|
|
|
|
|
by the8472
715 days ago
|
|
The argument is that "humans live, but suffer" is a smaller outcome domain and thus less likely to be hit than an outcome incompatible with human life.
Because at that point, getting something to care about humans at all, you've already succeeded with 99% of the alignment task and only failed at the last 1% of making it care in a way we'd prefer. If it were obvious that rough alignment is easy but the last few bits of precision or accuracy are hard that'd be different. I fail to see a broad set of paths that end up with a totally unaligned AGIs and yet humans live but in a miserable state. Of course we can always imagine some "movie plot" scenarios that happen to get some low-probability outcome by mere chance. But that's focusing one's worry on winning an anti-lottery rather than allocating resources to the more common failure modes. |
|
Who is we? Humanity does not think with one unified head. I'm talking about a scenario where someone makes the AI which serves their goals, but in doing so harms others.

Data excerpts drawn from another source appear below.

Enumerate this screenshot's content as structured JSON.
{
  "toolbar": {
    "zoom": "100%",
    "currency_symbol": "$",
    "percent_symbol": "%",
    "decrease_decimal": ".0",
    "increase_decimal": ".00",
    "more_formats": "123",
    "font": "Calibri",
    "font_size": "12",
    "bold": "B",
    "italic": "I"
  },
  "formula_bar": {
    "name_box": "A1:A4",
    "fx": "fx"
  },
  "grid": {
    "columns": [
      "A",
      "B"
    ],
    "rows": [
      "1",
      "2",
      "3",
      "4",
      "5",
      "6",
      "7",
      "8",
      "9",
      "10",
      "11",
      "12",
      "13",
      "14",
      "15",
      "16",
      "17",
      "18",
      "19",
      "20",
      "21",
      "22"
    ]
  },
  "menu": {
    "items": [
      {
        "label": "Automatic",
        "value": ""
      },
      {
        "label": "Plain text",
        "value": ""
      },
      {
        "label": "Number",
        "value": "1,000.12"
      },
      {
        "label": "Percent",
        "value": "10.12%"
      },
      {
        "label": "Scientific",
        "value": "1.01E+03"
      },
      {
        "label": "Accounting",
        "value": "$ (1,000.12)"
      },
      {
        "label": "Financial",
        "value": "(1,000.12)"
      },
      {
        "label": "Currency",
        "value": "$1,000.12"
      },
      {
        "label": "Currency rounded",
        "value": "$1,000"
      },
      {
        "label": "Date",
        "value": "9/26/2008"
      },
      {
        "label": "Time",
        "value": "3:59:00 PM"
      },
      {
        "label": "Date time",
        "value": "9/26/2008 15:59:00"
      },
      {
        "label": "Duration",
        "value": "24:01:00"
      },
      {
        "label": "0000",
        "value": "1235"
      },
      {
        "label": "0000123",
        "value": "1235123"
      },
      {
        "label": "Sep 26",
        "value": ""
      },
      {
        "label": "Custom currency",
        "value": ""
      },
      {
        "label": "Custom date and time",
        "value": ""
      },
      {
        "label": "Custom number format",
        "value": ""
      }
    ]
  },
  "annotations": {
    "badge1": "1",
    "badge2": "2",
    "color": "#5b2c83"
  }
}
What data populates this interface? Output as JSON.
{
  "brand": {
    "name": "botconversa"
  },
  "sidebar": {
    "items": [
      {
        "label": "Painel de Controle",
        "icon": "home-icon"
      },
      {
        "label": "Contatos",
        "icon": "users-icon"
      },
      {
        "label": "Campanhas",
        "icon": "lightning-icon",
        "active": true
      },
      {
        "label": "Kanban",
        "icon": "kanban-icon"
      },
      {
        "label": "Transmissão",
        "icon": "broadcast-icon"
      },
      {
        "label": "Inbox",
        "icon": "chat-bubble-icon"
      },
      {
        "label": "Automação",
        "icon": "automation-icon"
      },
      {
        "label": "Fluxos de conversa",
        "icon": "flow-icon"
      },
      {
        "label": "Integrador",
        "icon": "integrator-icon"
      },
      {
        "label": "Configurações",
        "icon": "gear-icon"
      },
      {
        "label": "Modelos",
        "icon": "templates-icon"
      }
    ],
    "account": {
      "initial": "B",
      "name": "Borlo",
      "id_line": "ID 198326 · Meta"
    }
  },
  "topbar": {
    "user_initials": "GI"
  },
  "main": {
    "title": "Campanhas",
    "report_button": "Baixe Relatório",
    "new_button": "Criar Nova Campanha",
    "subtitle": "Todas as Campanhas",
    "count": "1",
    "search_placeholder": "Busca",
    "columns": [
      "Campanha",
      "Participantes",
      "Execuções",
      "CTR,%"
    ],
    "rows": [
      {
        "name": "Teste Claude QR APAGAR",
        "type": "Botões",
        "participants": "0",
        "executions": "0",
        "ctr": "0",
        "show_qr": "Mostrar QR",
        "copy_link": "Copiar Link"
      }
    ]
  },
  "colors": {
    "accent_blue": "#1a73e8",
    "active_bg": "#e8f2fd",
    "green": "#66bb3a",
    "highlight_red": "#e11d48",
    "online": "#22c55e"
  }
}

AGI won't just happen on its own. Someone builds it. That someone has some goals in mind (they want to be rich, they want to protect themselves from their enemies, whatever). They will fiddle with it until they think the AGI shares those goals. If they think they didn't manage to do it they will strangle the AGI in its cradle and retry. This can go terribly wrong and kill us all (x-risk). Or it can succeed where the people making the AGI aligned it with their goals. The jump you are making is to assume that if the people making the AGI aligned it with their goals that AGI will also align with all of humanity's goals. I don't see why that would be the case.
You are saying that doing one is 99% of the work and the rest is 1%. Why do you think so?
> Of course we can always imagine some "movie plot" scenarios that happen to get some low-probability outcome by mere chance.
Definitions are not based on probabilities. sanxiyn wrote "AI is safe if it does not cause extinction of humanity." To show my disagreement I described a scenairo where the condition is true (that is the AI does not cause extinction of humanity), but I would not describe as "safe AI". I do not have to show that this scenario is likely to show the issue with the statement. Merely that it is possible.
> focusing one's worry on winning an anti-lottery rather than allocating resources to the more common failure modes.
You state that one is more common without arguing why. Stuff which "plainly doesn't work and harmful for everybody" is discontinued. Stuff which "kinda works and makes the owners/creators happy but has side effects on others" is the norm, not the exception.
Just think of the currently existing superinteligences: corporations. They make their owners fabulously rich and well protected, while they corrupt and endanger the society around them in various ways. Just look at all the wealth oil companies accumulated for a few while unintentionally geo-engineering the planet and systematically suppressing knowledge about climate change. That's not a movie plot. That's the reality you live in. Why do you think AGI will be different?